Nous avons vu l’avilissement de la femme, nous allons voir maintenant son exaltation. Après le premier exercice, le second devenait indispensable.

Voici comment s’exprime M. Proudhon en tête de sa théorie du mariage :

« Résultat général de la discussion : réduction de l’amour à l’absurde par son mouvement même et sa réalisation.

« Réduction de la femme au néant par la démonstration de sa triple et incurable infériorité.

« Voilà où nous a conduit jusqu’à présent l’analyse. L’amour et la femme, deux éléments indispensables de la vie, se réuniraient pour son malheur ; le premier en serait le poison, le second apparaîtrait comme l’agent de séduction qui nous verse cette coupe fatale. Dans la femme, vous crient les Pères de l’Église, et dans l’amour qu’elle inspire, se trouve le principe de toute corruption et de toute discorde : elle est la croix, la contradiction et la honte du genre humain. Impossible de vivre avec elle et de se passer d’elle ! Se passer d’elle, c’est pour la dignité virile le dernier des outrages, un crime digne de mort… »

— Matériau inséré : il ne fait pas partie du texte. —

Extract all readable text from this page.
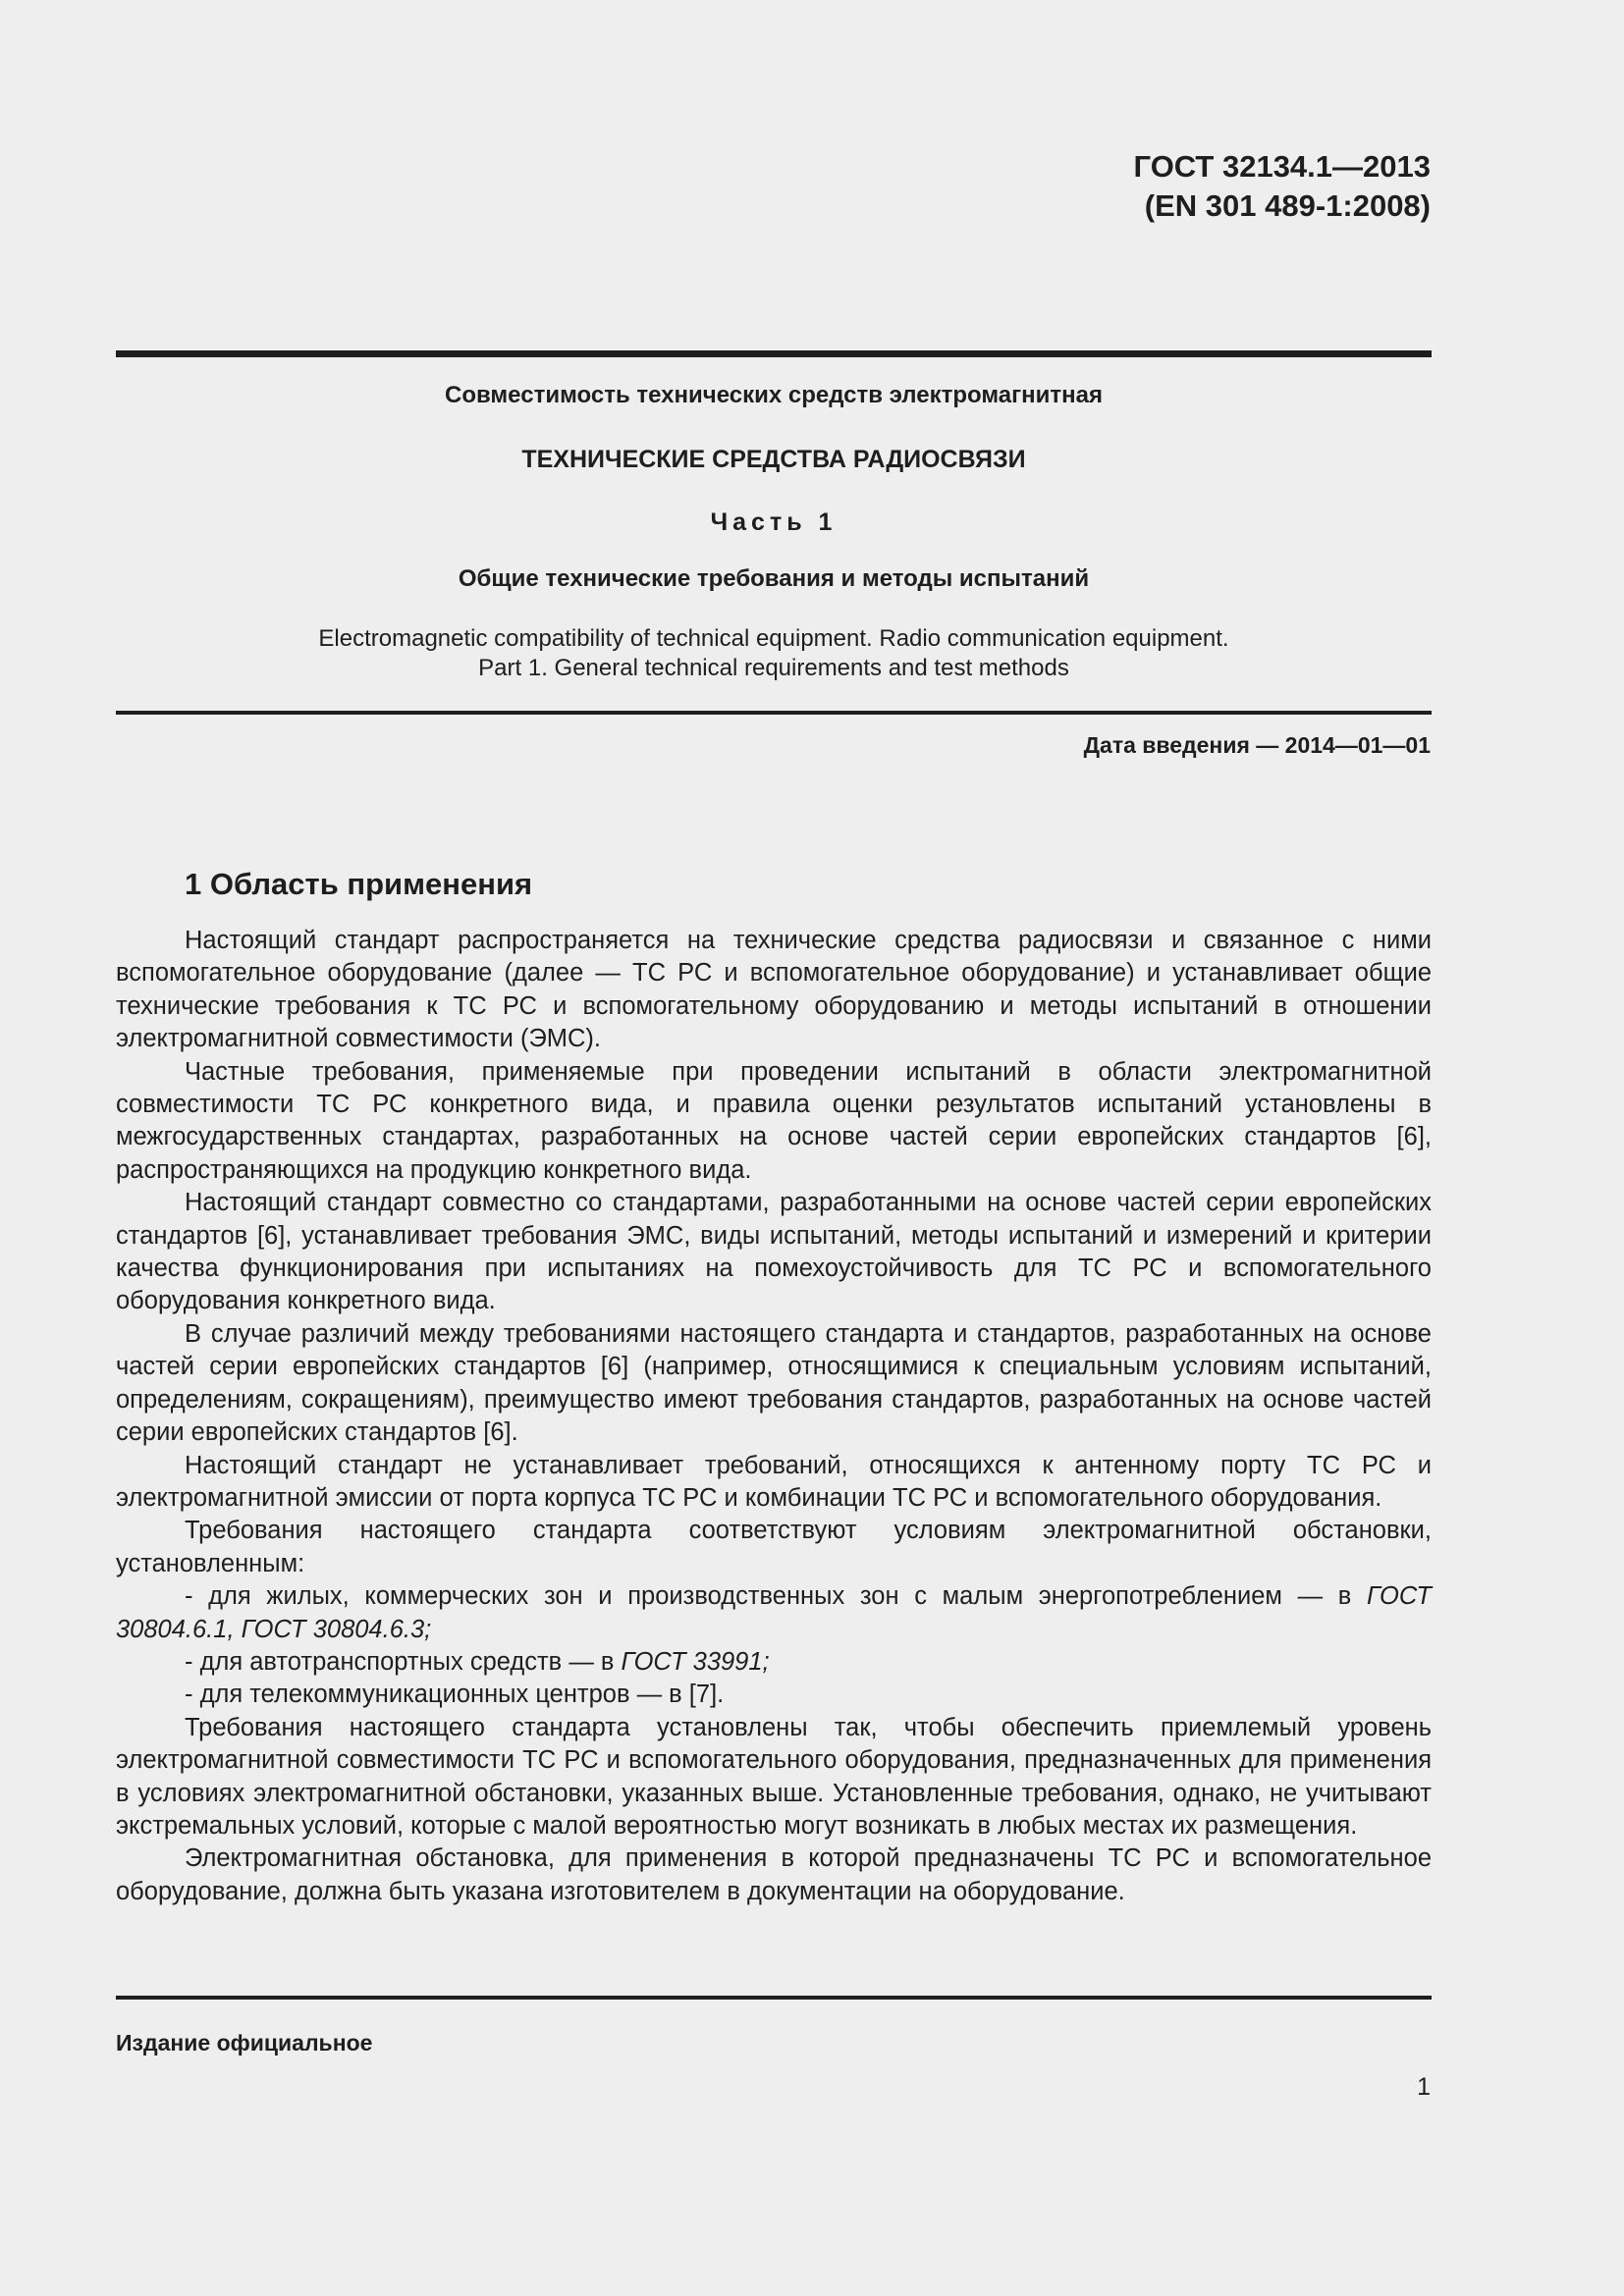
ГОСТ 32134.1—2013
(EN 301 489-1:2008)
Совместимость технических средств электромагнитная
ТЕХНИЧЕСКИЕ СРЕДСТВА РАДИОСВЯЗИ
Часть 1
Общие технические требования и методы испытаний
Electromagnetic compatibility of technical equipment. Radio communication equipment.
Part 1. General technical requirements and test methods
Дата введения — 2014—01—01
1 Область применения

Настоящий стандарт распространяется на технические средства радиосвязи и связанное с ними вспомогательное оборудование (далее — ТС РС и вспомогательное оборудование) и устанавливает общие технические требования к ТС РС и вспомогательному оборудованию и методы испытаний в отношении электромагнитной совместимости (ЭМС).

Частные требования, применяемые при проведении испытаний в области электромагнитной совместимости ТС РС конкретного вида, и правила оценки результатов испытаний установлены в межгосударственных стандартах, разработанных на основе частей серии европейских стандартов [6], распространяющихся на продукцию конкретного вида.

Настоящий стандарт совместно со стандартами, разработанными на основе частей серии европейских стандартов [6], устанавливает требования ЭМС, виды испытаний, методы испытаний и измерений и критерии качества функционирования при испытаниях на помехоустойчивость для ТС РС и вспомогательного оборудования конкретного вида.

В случае различий между требованиями настоящего стандарта и стандартов, разработанных на основе частей серии европейских стандартов [6] (например, относящимися к специальным условиям испытаний, определениям, сокращениям), преимущество имеют требования стандартов, разработанных на основе частей серии европейских стандартов [6].

Настоящий стандарт не устанавливает требований, относящихся к антенному порту ТС РС и электромагнитной эмиссии от порта корпуса ТС РС и комбинации ТС РС и вспомогательного оборудования.

Требования настоящего стандарта соответствуют условиям электромагнитной обстановки, установленным:

- для жилых, коммерческих зон и производственных зон с малым энергопотреблением — в ГОСТ 30804.6.1, ГОСТ 30804.6.3;

- для автотранспортных средств — в ГОСТ 33991;

- для телекоммуникационных центров — в [7].

Требования настоящего стандарта установлены так, чтобы обеспечить приемлемый уровень электромагнитной совместимости ТС РС и вспомогательного оборудования, предназначенных для применения в условиях электромагнитной обстановки, указанных выше. Установленные требования, однако, не учитывают экстремальных условий, которые с малой вероятностью могут возникать в любых местах их размещения.

Электромагнитная обстановка, для применения в которой предназначены ТС РС и вспомогательное оборудование, должна быть указана изготовителем в документации на оборудование.

Издание официальное
1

Après avoir montré la femme fatalement entachée de faiblesse originelle, d’impuissance virtuelle, et naturellement inférieure à l’homme au triple point de vue physique, intellectuel et moral, M. Proudhon a dû se demander comment il pourrait faire accorder avec une pareille théorie le fait social qui a placé la femme partout à côté de l’homme, et qui tous les jours semble attribuer à cette moitié de l’espèce humaine une importance plus marquée. Or, après avoir bien cherché, il a trouvé que la femme étant une passivité, une réceptivité, pouvait acquérir, par son union avec l’homme, toutes les qualités physiques, intellectuelles et morales que la nature lui avait refusées, et que, par le mariage, elle se réhabilitait, se relevait de son péché d’origine au point de devenir, sinon l’égale, au moins le complément indispensable de l’homme, qui trouve en elle son image embellie, l’exaltation de son être, la glorification de sa vertu et la réalisation de son idéal.

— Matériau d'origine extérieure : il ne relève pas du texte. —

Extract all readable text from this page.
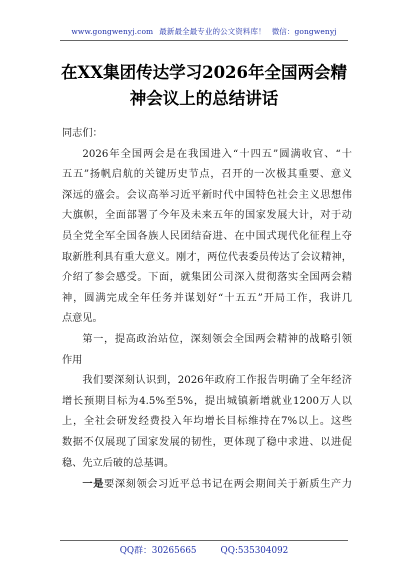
www.gongwenyj.com 最新最全最专业的公文资料库！ 微信：gongwenyj
在XX集团传达学习2026年全国两会精
神会议上的总结讲话

同志们：

2026年全国两会是在我国进入“十四五”圆满收官、“十
五五”扬帆启航的关键历史节点，召开的一次极其重要、意义
深远的盛会。会议高举习近平新时代中国特色社会主义思想伟
大旗帜，全面部署了今年及未来五年的国家发展大计，对于动
员全党全军全国各族人民团结奋进、在中国式现代化征程上夺
取新胜利具有重大意义。刚才，两位代表委员传达了会议精神，
介绍了参会感受。下面，就集团公司深入贯彻落实全国两会精
神，圆满完成全年任务并谋划好“十五五”开局工作，我讲几
点意见。

第一，提高政治站位，深刻领会全国两会精神的战略引领
作用

我们要深刻认识到，2026年政府工作报告明确了全年经济
增长预期目标为4.5%至5%，提出城镇新增就业1200万人以
上，全社会研发经费投入年均增长目标维持在7%以上。这些
数据不仅展现了国家发展的韧性，更体现了稳中求进、以进促
稳、先立后破的总基调。

一是要深刻领会习近平总书记在两会期间关于新质生产力

QQ群：30265665	QQ:535304092
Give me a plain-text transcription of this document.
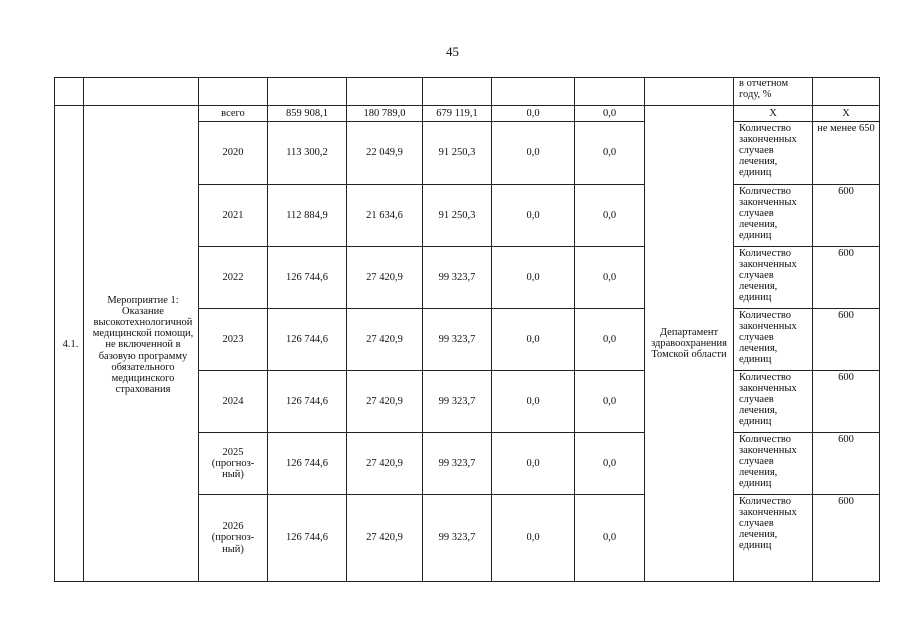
45
									в отчетном году, %	
4.1.	Мероприятие 1: Оказание высокотехнологичной медицинской помощи, не включенной в базовую программу обязательного медицинского страхования	всего	859 908,1	180 789,0	679 119,1	0,0	0,0	Департамент здравоохранения Томской области	Х	Х
		2020	113 300,2	22 049,9	91 250,3	0,0	0,0		Количество законченных случаев лечения, единиц	не менее 650
		2021	112 884,9	21 634,6	91 250,3	0,0	0,0		Количество законченных случаев лечения, единиц	600
		2022	126 744,6	27 420,9	99 323,7	0,0	0,0		Количество законченных случаев лечения, единиц	600
		2023	126 744,6	27 420,9	99 323,7	0,0	0,0		Количество законченных случаев лечения, единиц	600
		2024	126 744,6	27 420,9	99 323,7	0,0	0,0		Количество законченных случаев лечения, единиц	600
		2025 (прогноз-ный)	126 744,6	27 420,9	99 323,7	0,0	0,0		Количество законченных случаев лечения, единиц	600
		2026 (прогноз-ный)	126 744,6	27 420,9	99 323,7	0,0	0,0		Количество законченных случаев лечения, единиц	600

« Comme la femme, dit-il, tient son corps de l’homme, os ex ossibus meis et caro ex carne med ; comme elle tient de lui ses idées, de même elle en reçoit sa conscience et le principe de toutes ses vertus. »

On le voit, si saint Paul n’avait pas fait découler de la Genèse hébraïque l’infériorité de la femme, M. Proudhon aurait eu l’honneur d’avoir inventé sa théorie. Mais comme saint Paul est venu dix-huit cents ans avant lui, il faut bien reconnaître à l’apôtre des Gentils un certain droit de priorité. Veut-on me permettre de rappeler les propres paroles de saint Paul comme elles se trouvent rapportées dans l’Évangile (Épître aux Corinthiens, ch. xi) :

« 7. Car, pour ce qui est de l’homme, il ne doit point couvrir sa tête, vu qu’il est l’image et la gloire de Dieu ; mais la femme est la gloire de l’homme.

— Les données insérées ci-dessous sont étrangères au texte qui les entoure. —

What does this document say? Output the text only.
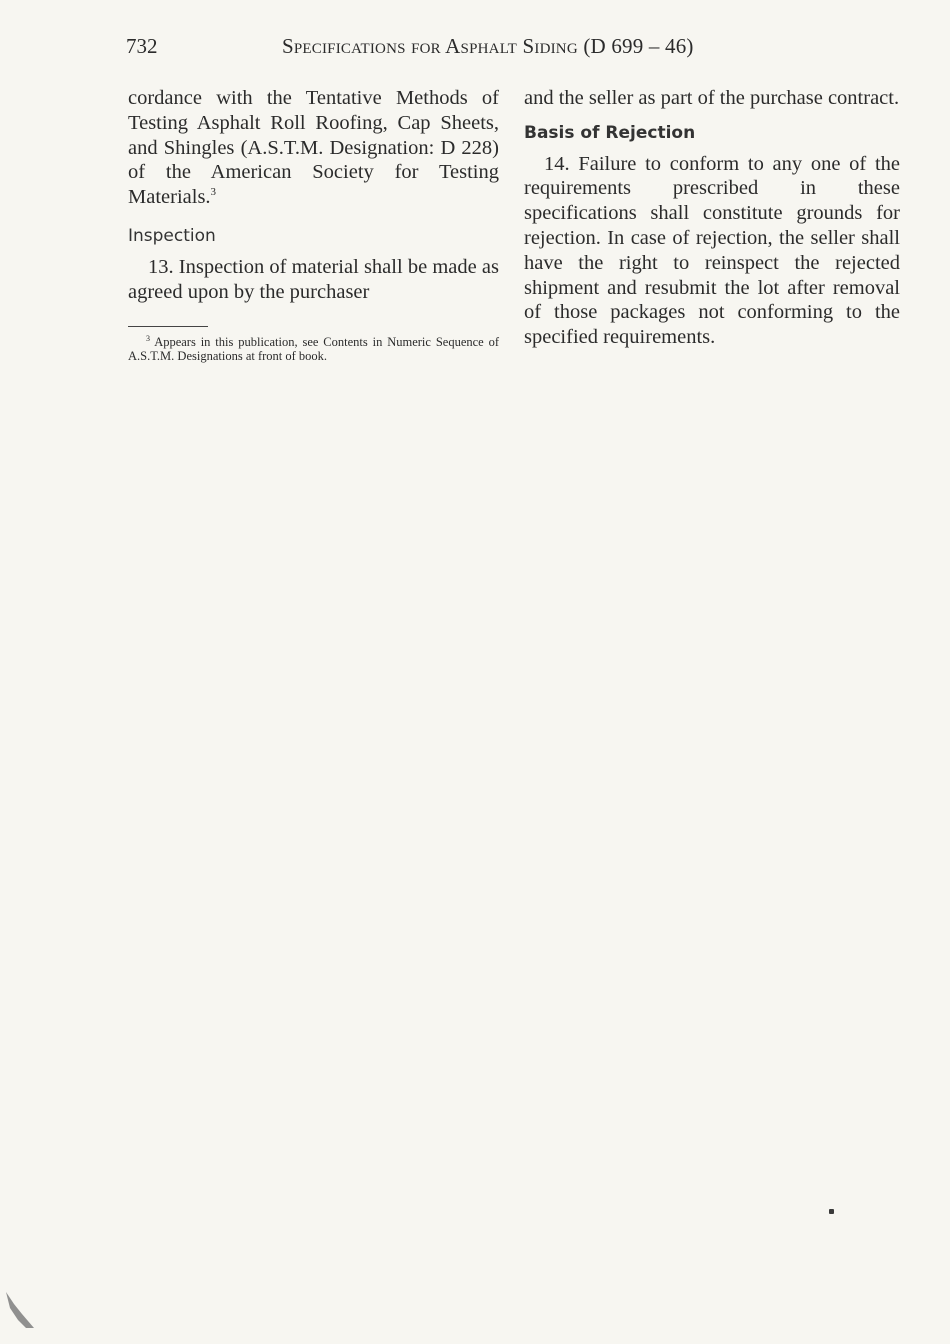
732	Specifications for Asphalt Siding (D 699 – 46)

cordance with the Tentative Methods of Testing Asphalt Roll Roofing, Cap Sheets, and Shingles (A.S.T.M. Designation: D 228) of the American Society for Testing Materials.$^3$

Inspection

13. Inspection of material shall be made as agreed upon by the purchaser

$^3$ Appears in this publication, see Contents in Numeric Sequence of A.S.T.M. Designations at front of book.

and the seller as part of the purchase contract.

Basis of Rejection

14. Failure to conform to any one of the requirements prescribed in these specifications shall constitute grounds for rejection. In case of rejection, the seller shall have the right to reinspect the rejected shipment and resubmit the lot after removal of those packages not conforming to the specified requirements.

« 8. Parce que l’homme n’a pas été tiré de la femme, mais la femme a été tirée de l’homme.

« 9. Et aussi l’homme n’a point été créé pour la femme, mais la femme pour l’homme.

« 10. C’est pourquoi la femme, à cause des anges, doit avoir sur la tête une marque de la puissance sous laquelle elle est.

« 11. Toutefois, ni l’homme n’est point sans la femme, ni la femme sans l’homme en Notre-Seigneur.

« 12. Car comme la femme est par l’homme, aussi l’homme est par la femme ; mais toutes choses procèdent de Dieu. »

Ailleurs saint Paul (Épître aux Éphésiens, ch. v), s’exprime ainsi :

« 22. Femmes, soyez soumises à vos maris comme au Seigneur.

« 23. Car le mari est le chef de la femme, comme Christ est le chef de l’Église, et il est aussi le sauveur de son corps.

« 24. Comme donc l’Église est soumise à Christ, que les femmes le soient de même à leurs maris en toutes choses. »

Ainsi M. Proudhon, qui comprend l’amour à peu près comme le comprenaient les Pères de l’Église, qui veut, comme l’Église elle-même, le mariage indissoluble et éternel, parle comme saint Paul des rapports de l’homme et de la femme. Après saint Paul, il professe que la femme vient de l’homme, et avec cet apôtre, il décrète sa subalternité, par l’excellente raison que l’homme n’a point été créé pour la femme, mais la femme pour l’homme. Enfin, comme saint Paul, il tente de relever la femme en la représentant comme la gloire de l’homme ; seulement, il s’en tient là et n’ajoute pas avec l’apôtre des Gentils que l’homme est la gloire de Dieu : il supprime Dieu ; mais ce n’est là qu’un détail.

Du reste, rendons cette justice à M. Proudhon. L’emprunt qu’il fait au christianisme de sa doctrine sur le mariage, il s’est plu à l’avouer hautement et s’en est confessé en ces termes devant M. l’évêque de Besançon :

« Vous le voyez, Monseigneur, c’est le christianisme, c’est l’Église, c’est vous-même qui, sans le savoir, m’allez fournir la théorie du mariage… » Tout cela est pour le mieux.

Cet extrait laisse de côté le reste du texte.